Es stellt sich noch die Frage, wie die Module aufgebaut sein sollten. Dies stellt Bild 7 dar, bei dem die Module Einkauf und Verkauf über eine Rahmenapplikation aggregiert und somit zur eigentlichen Applikation zusammengefügt werden. Das Vorgehen orientiert sich hierbei an umfangreichen Rich ­Clients und kann für Webapplikationen variieren. Dort gibt es aber dank ASP.NET sehr ähnliche Konzepte. Die Rahmenapplika­tion muss somit nicht nur über die beiden Bestandteile Startup und Interfaces verfügen, es sind auch die einzigen, die für die Module von Bedeutung sind. Denn beim Startup wird die Rahmenapplikation nach den Root-Elementen jedes Moduls suchen und diese initialisieren (Nummer 1). Die Wurzelelemente kennen alle Bestandteile des Moduls und können diese während des Starts bei den zentralen Diensten der Rahmenapplikation registrieren. Ein typischer Zentraldienst ist hierbei der IoC- beziehungsweise DI-Container. Dafür nutzen sie die Schnittstellen, die von der Rahmenapplikation bereitgestellt werden (Nummer 2). Meist bietet die Rahmenapplikation hier schon für das Wurzelelement eine Schnittstelle, mit der sich die Initialisierung steuern lässt und nach deren Implementierung während des Starts gesucht werden kann.
Interner Aufbau eines Modulithen (Bild 7)
Quelle: Autor
Intern sind die Module weiter zerlegt. Dabei kann die Zerlegung im einfachsten Fall über eigenständige Namensräume realisiert werden. Es kann sich bei komplexeren Modulen auch um völlig eigenständige Assemblies handeln. Die Zerlegung muss dabei nicht zwangsläufig wie in Bild 7 geschehen. Hierbei wurden die Geschäftslogik (Logic), die Datenzugriffsschicht (Data) und die Benutzerschnittstellen (UI) jeweils separiert, um eine technische Schichtung zu erzwingen, denn all diese Bestandteile haben keine direkten Abhängigkeiten zueinander, sondern nutzen nur Interfaces und fordern deren Implementierung über Dependency Injection an.

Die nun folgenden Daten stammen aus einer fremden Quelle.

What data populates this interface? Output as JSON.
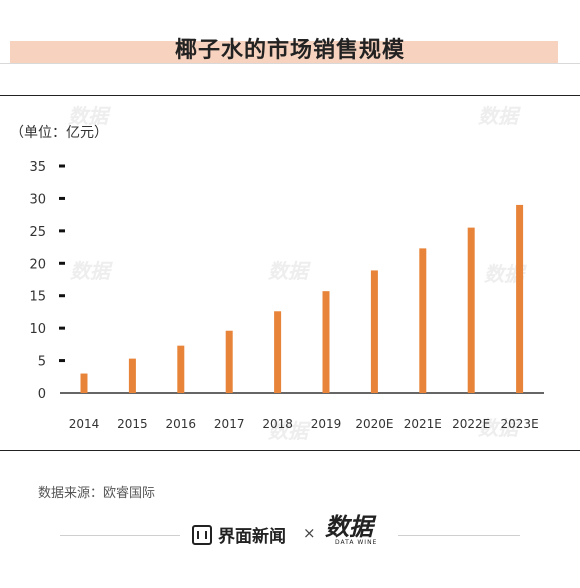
{
  "title": "椰子水的市场销售规模",
  "unit_label": "（单位：亿元）",
  "source": "数据来源：欧睿国际",
  "footer": {
    "brand_name": "界面新闻",
    "times": "×",
    "partner_name": "数据",
    "partner_sub": "DATA WINE"
  },
  "chart_data": {
    "type": "bar",
    "title": "椰子水的市场销售规模",
    "ylabel": "（单位：亿元）",
    "xlabel": "",
    "categories": [
      "2014",
      "2015",
      "2016",
      "2017",
      "2018",
      "2019",
      "2020E",
      "2021E",
      "2022E",
      "2023E"
    ],
    "values": [
      3,
      5.3,
      7.3,
      9.6,
      12.6,
      15.7,
      18.9,
      22.3,
      25.5,
      29
    ],
    "ylim": [
      0,
      35
    ],
    "yticks": [
      "0",
      "5",
      "10",
      "15",
      "20",
      "25",
      "30",
      "35"
    ],
    "bar_color": "#e8843a",
    "grid": false,
    "legend": "none"
  }
}
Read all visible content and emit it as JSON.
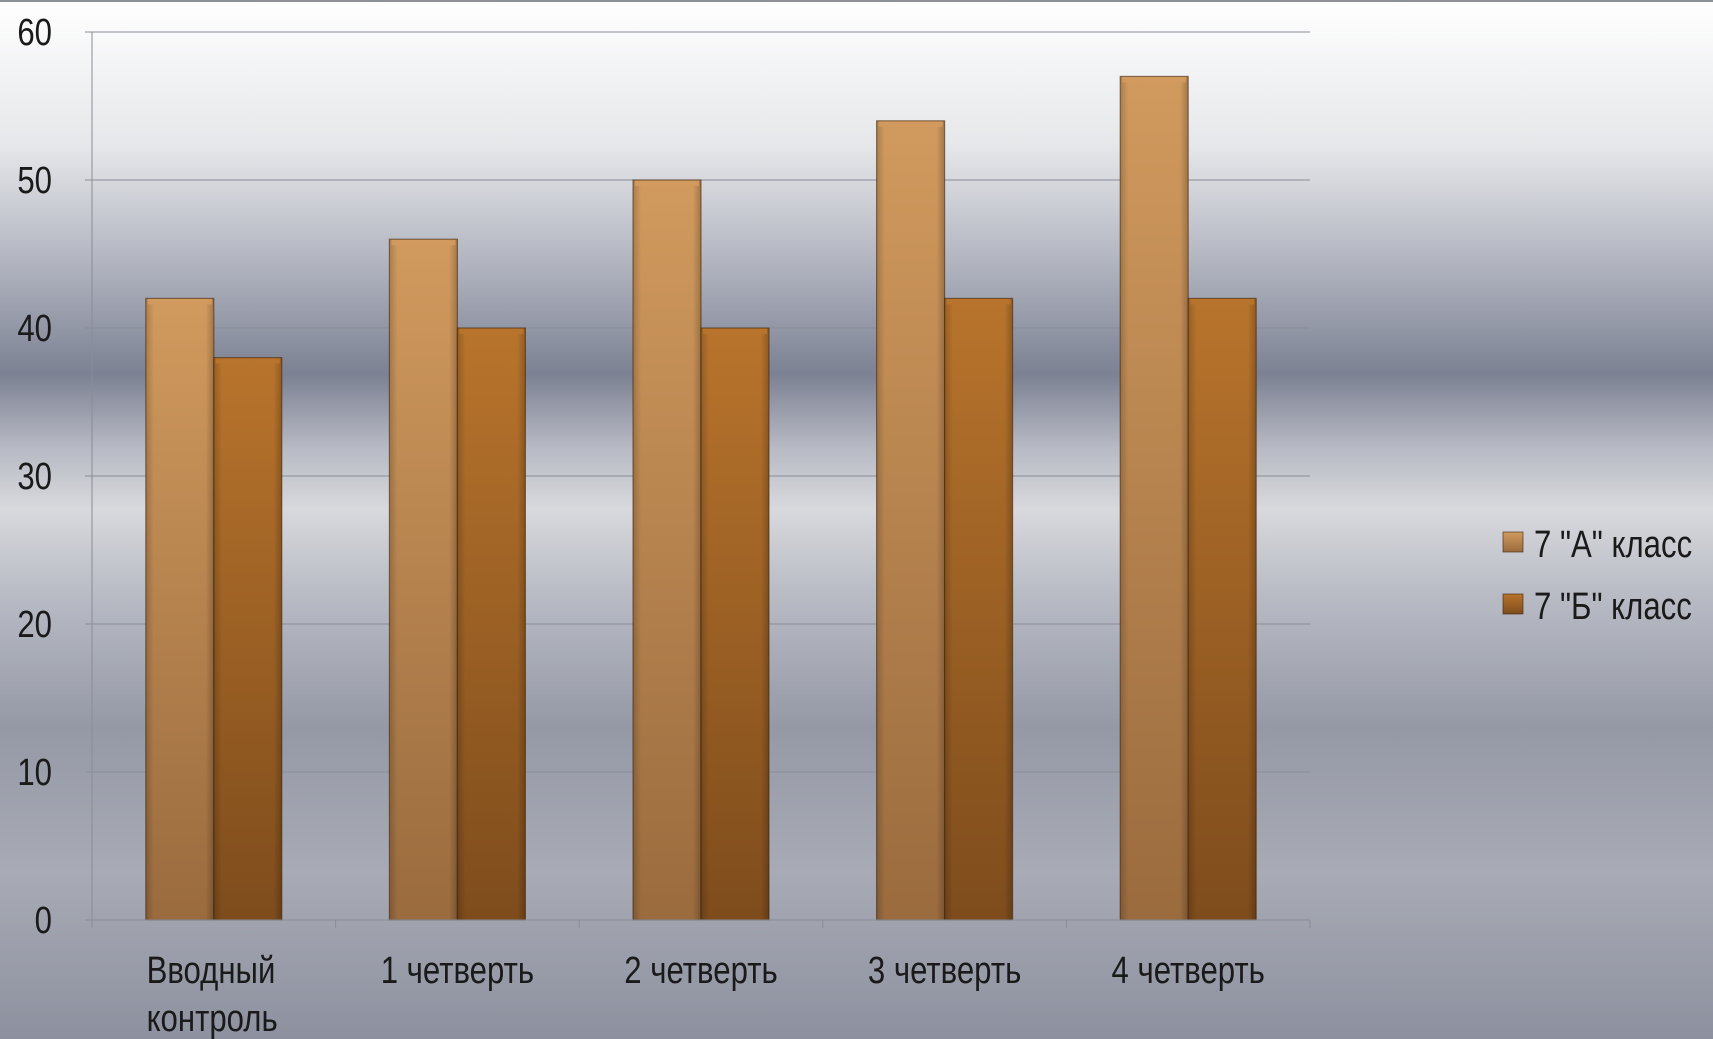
{
  "chart_data": {
    "type": "bar",
    "categories": [
      [
        "Вводный",
        "контроль"
      ],
      [
        "1 четверть"
      ],
      [
        "2 четверть"
      ],
      [
        "3 четверть"
      ],
      [
        "4 четверть"
      ]
    ],
    "series": [
      {
        "name": "7 \"А\" класс",
        "values": [
          42,
          46,
          50,
          54,
          57
        ],
        "color_light": "#d19a5e",
        "color_dark": "#9a6b3e"
      },
      {
        "name": "7 \"Б\" класс",
        "values": [
          38,
          40,
          40,
          42,
          42
        ],
        "color_light": "#b8742c",
        "color_dark": "#7e4c1c"
      }
    ],
    "ylim": [
      0,
      60
    ],
    "yticks": [
      "0",
      "10",
      "20",
      "30",
      "40",
      "50",
      "60"
    ],
    "grid": true,
    "legend_position": "right"
  }
}
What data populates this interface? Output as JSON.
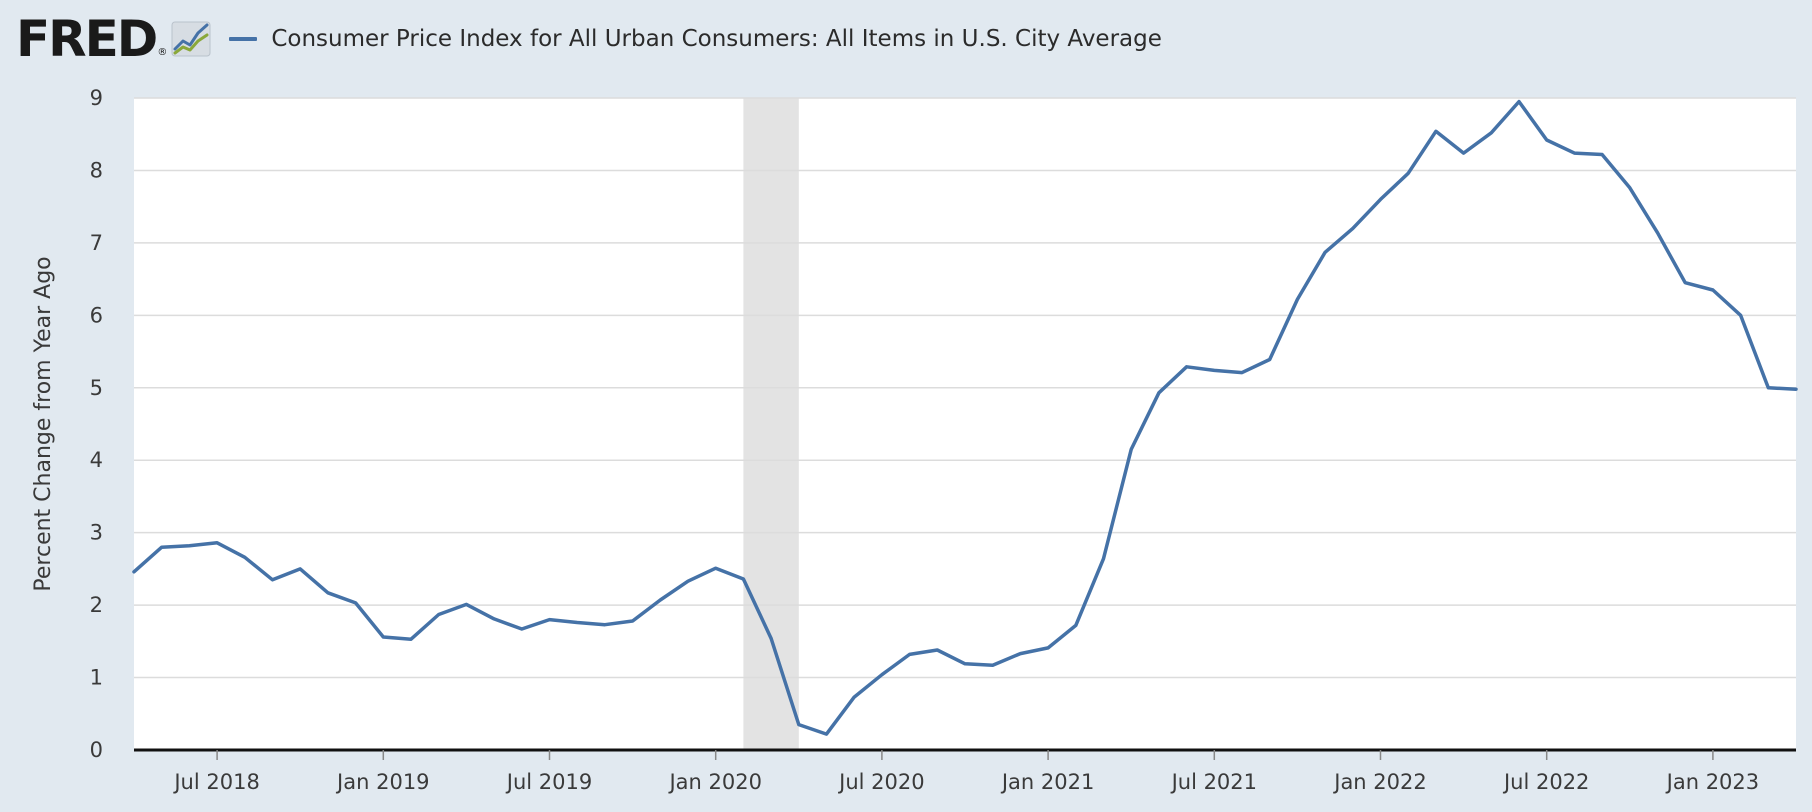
{
  "legend": {
    "label": "Consumer Price Index for All Urban Consumers: All Items in U.S. City Average"
  },
  "colors": {
    "series": "#4572a7",
    "recession": "#e3e3e3",
    "grid": "#dcdcdc",
    "background": "#e1e9f0",
    "plot": "#ffffff"
  },
  "chart_data": {
    "type": "line",
    "title": "",
    "ylabel": "Percent Change from Year Ago",
    "ylim": [
      0,
      9
    ],
    "yticks": [
      0,
      1,
      2,
      3,
      4,
      5,
      6,
      7,
      8,
      9
    ],
    "xlim": [
      "2018-04",
      "2023-04"
    ],
    "xticks": [
      {
        "date": "2018-07",
        "label": "Jul 2018"
      },
      {
        "date": "2019-01",
        "label": "Jan 2019"
      },
      {
        "date": "2019-07",
        "label": "Jul 2019"
      },
      {
        "date": "2020-01",
        "label": "Jan 2020"
      },
      {
        "date": "2020-07",
        "label": "Jul 2020"
      },
      {
        "date": "2021-01",
        "label": "Jan 2021"
      },
      {
        "date": "2021-07",
        "label": "Jul 2021"
      },
      {
        "date": "2022-01",
        "label": "Jan 2022"
      },
      {
        "date": "2022-07",
        "label": "Jul 2022"
      },
      {
        "date": "2023-01",
        "label": "Jan 2023"
      }
    ],
    "recession": {
      "start": "2020-02",
      "end": "2020-04"
    },
    "grid": true,
    "legend_position": "top",
    "series": [
      {
        "name": "Consumer Price Index for All Urban Consumers: All Items in U.S. City Average",
        "points": [
          [
            "2018-04",
            2.46
          ],
          [
            "2018-05",
            2.8
          ],
          [
            "2018-06",
            2.82
          ],
          [
            "2018-07",
            2.86
          ],
          [
            "2018-08",
            2.66
          ],
          [
            "2018-09",
            2.35
          ],
          [
            "2018-10",
            2.5
          ],
          [
            "2018-11",
            2.17
          ],
          [
            "2018-12",
            2.03
          ],
          [
            "2019-01",
            1.56
          ],
          [
            "2019-02",
            1.53
          ],
          [
            "2019-03",
            1.87
          ],
          [
            "2019-04",
            2.01
          ],
          [
            "2019-05",
            1.81
          ],
          [
            "2019-06",
            1.67
          ],
          [
            "2019-07",
            1.8
          ],
          [
            "2019-08",
            1.76
          ],
          [
            "2019-09",
            1.73
          ],
          [
            "2019-10",
            1.78
          ],
          [
            "2019-11",
            2.07
          ],
          [
            "2019-12",
            2.33
          ],
          [
            "2020-01",
            2.51
          ],
          [
            "2020-02",
            2.36
          ],
          [
            "2020-03",
            1.54
          ],
          [
            "2020-04",
            0.35
          ],
          [
            "2020-05",
            0.22
          ],
          [
            "2020-06",
            0.73
          ],
          [
            "2020-07",
            1.04
          ],
          [
            "2020-08",
            1.32
          ],
          [
            "2020-09",
            1.38
          ],
          [
            "2020-10",
            1.19
          ],
          [
            "2020-11",
            1.17
          ],
          [
            "2020-12",
            1.33
          ],
          [
            "2021-01",
            1.41
          ],
          [
            "2021-02",
            1.72
          ],
          [
            "2021-03",
            2.64
          ],
          [
            "2021-04",
            4.15
          ],
          [
            "2021-05",
            4.93
          ],
          [
            "2021-06",
            5.29
          ],
          [
            "2021-07",
            5.24
          ],
          [
            "2021-08",
            5.21
          ],
          [
            "2021-09",
            5.39
          ],
          [
            "2021-10",
            6.22
          ],
          [
            "2021-11",
            6.87
          ],
          [
            "2021-12",
            7.2
          ],
          [
            "2022-01",
            7.6
          ],
          [
            "2022-02",
            7.96
          ],
          [
            "2022-03",
            8.54
          ],
          [
            "2022-04",
            8.24
          ],
          [
            "2022-05",
            8.52
          ],
          [
            "2022-06",
            8.95
          ],
          [
            "2022-07",
            8.42
          ],
          [
            "2022-08",
            8.24
          ],
          [
            "2022-09",
            8.22
          ],
          [
            "2022-10",
            7.76
          ],
          [
            "2022-11",
            7.14
          ],
          [
            "2022-12",
            6.45
          ],
          [
            "2023-01",
            6.35
          ],
          [
            "2023-02",
            6.0
          ],
          [
            "2023-03",
            5.0
          ],
          [
            "2023-04",
            4.98
          ]
        ]
      }
    ]
  }
}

Sollte ein Modul Informationen oder Funktionalität eines anderen Moduls benötigen (Nummer 3), wird es ebenfalls nicht direkt auf dessen Logik zugreifen. Vielmehr nutzt es auch hier die öffentlich verfügbaren Schnittstellen und fragt deren Implementierung über die zentralen Dienste ab. Dabei entsteht auch eine gewisse Herausforderung, kann es doch gerade bei der Initialisierung zu Deadlocks kommen, falls Module Kreisabhängigkeiten zueinander aufweisen. Solche sind in jedem Fall zu vermeiden und sollten über statische Codeanalyse verhindert werden. Hierfür können, je nach Werkzeug, die Zugriffe aus bestimmten Namensräumen auf andere als schädlich markiert werden, wodurch dann beispielsweise der Build fehlschlägt. Als Werkzeuge können dabei beispielsweise NDepend, SonarQube oder Arch­UnitNet dienen.